Because information is the key to success for so many businesses, non-compete and non-solicitation clauses have become a common aspect of employment agreements in Canada. These kinds of restrictive covenants are meant to limit an employee’s ability to start working for an employer’s competitor or bolster a new employer’s business by hurting that of the former employer.
Canadian courts, however, are unlikely to enforce a restrictive covenant that is ambiguous or too restrictive. To protect against unfair competition, businesses must ensure that employment contracts, including non-compete and non-solicitation agreements, are balanced and carefully drafted.
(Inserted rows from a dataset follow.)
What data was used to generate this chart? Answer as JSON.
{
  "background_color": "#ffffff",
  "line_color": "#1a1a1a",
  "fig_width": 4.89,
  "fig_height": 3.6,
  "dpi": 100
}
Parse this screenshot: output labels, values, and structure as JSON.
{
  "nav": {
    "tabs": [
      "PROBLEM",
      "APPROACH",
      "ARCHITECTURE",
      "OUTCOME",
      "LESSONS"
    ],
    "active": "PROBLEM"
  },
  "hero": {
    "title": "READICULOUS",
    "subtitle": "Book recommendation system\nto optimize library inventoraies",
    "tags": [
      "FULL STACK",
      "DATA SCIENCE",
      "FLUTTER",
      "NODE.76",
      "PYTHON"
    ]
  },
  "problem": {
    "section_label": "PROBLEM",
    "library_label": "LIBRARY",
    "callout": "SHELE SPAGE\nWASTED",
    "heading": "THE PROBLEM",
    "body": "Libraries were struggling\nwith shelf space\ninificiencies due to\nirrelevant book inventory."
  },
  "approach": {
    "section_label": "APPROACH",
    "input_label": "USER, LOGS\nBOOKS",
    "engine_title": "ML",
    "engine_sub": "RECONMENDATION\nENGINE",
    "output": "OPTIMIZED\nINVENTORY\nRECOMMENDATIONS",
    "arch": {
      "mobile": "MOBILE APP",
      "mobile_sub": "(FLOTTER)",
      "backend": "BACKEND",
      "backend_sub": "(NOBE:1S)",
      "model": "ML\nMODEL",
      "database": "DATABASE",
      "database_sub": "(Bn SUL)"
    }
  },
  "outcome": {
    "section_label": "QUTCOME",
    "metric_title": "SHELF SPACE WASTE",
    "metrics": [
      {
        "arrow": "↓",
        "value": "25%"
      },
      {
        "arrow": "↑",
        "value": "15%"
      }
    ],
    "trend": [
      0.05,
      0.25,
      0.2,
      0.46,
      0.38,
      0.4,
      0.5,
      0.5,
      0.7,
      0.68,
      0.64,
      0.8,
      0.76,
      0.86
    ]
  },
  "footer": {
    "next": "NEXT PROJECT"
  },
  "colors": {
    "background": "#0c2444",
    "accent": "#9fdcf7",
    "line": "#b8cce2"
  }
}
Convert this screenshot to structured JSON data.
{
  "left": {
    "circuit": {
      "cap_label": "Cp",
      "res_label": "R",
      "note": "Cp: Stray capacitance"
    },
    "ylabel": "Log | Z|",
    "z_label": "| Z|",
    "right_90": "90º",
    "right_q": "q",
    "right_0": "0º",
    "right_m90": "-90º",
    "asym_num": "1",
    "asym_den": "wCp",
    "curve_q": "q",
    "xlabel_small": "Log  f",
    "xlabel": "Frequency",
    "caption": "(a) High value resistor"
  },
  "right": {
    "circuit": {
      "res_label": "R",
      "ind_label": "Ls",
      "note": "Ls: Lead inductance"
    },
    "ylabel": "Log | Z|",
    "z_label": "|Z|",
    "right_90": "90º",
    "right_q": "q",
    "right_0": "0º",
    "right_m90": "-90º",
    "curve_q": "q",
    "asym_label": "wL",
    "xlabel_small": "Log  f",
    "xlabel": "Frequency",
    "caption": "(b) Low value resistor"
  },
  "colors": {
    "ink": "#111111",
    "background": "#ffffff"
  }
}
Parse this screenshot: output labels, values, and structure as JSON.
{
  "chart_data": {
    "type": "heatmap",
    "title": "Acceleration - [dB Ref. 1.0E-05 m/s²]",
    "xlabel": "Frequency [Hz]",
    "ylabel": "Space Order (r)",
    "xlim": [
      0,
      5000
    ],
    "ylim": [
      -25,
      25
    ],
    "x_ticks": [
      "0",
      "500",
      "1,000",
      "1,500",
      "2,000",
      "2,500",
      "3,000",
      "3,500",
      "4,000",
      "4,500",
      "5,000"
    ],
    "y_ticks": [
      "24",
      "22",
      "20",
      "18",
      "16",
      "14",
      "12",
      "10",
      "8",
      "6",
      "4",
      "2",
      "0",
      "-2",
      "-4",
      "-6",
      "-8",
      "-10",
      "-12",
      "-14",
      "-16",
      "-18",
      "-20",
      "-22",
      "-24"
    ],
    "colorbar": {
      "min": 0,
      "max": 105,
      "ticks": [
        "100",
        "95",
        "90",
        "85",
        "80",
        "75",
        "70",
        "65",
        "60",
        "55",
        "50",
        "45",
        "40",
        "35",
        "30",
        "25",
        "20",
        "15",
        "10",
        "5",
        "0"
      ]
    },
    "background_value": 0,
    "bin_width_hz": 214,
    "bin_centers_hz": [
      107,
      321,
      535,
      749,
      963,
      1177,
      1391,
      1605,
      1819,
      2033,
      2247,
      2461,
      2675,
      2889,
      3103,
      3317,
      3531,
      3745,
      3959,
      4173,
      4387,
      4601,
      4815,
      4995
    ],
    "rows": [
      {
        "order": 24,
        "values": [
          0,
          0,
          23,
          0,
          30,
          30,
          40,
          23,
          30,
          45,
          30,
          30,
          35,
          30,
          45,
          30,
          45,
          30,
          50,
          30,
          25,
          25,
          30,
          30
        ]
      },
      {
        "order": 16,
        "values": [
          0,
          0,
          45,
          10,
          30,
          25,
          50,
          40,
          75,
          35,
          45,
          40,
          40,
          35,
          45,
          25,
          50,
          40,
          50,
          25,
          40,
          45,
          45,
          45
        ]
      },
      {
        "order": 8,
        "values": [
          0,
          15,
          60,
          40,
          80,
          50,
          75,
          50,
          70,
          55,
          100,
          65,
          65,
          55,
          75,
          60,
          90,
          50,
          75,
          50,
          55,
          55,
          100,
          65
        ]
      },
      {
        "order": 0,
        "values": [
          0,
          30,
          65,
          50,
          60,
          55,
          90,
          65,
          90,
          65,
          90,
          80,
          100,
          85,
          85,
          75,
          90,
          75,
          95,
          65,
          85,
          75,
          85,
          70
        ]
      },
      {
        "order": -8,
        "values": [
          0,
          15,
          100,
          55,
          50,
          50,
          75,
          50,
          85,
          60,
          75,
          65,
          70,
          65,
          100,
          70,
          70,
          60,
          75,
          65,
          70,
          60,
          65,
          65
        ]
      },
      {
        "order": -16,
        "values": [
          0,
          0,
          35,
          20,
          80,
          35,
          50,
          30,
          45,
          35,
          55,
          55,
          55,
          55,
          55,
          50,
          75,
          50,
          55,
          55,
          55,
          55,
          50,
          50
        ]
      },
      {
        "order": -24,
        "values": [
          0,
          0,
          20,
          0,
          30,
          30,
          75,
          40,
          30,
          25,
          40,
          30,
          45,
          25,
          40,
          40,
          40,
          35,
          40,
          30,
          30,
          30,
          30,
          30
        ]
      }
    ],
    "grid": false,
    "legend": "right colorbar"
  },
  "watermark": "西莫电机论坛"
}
The Supreme Court of Canada has already ruled that ambiguities in restrictive covenants make such clauses generally unenforceable. A court is also unlikely to find a non-compete clause enforceable if it stipulates too long of a time period during which a former employee is not allowed to work for a competitor, or if a geographic restriction in the clause is ambiguous or overly broad.
You can read about a specific restrictive covenant ruling by the Supreme Court in Overholt Law LLP‘s article, “Restrictive covenants need to avoid ambiguity to be enforceable.”
The lawyers of Overholt Law LLP know how to draft restrictive covenants, and particularly non-competition and non-solicitation clauses, that are reasonable and enforceable in B.C. and throughout Canada. We also represent clients involved in disputes over employment agreements.
Employees today change employers far more frequently than employees in past generations, and companies and employees alike should ensure that their contracts are fair and precise. Not taking this important step could prove costly to both parties.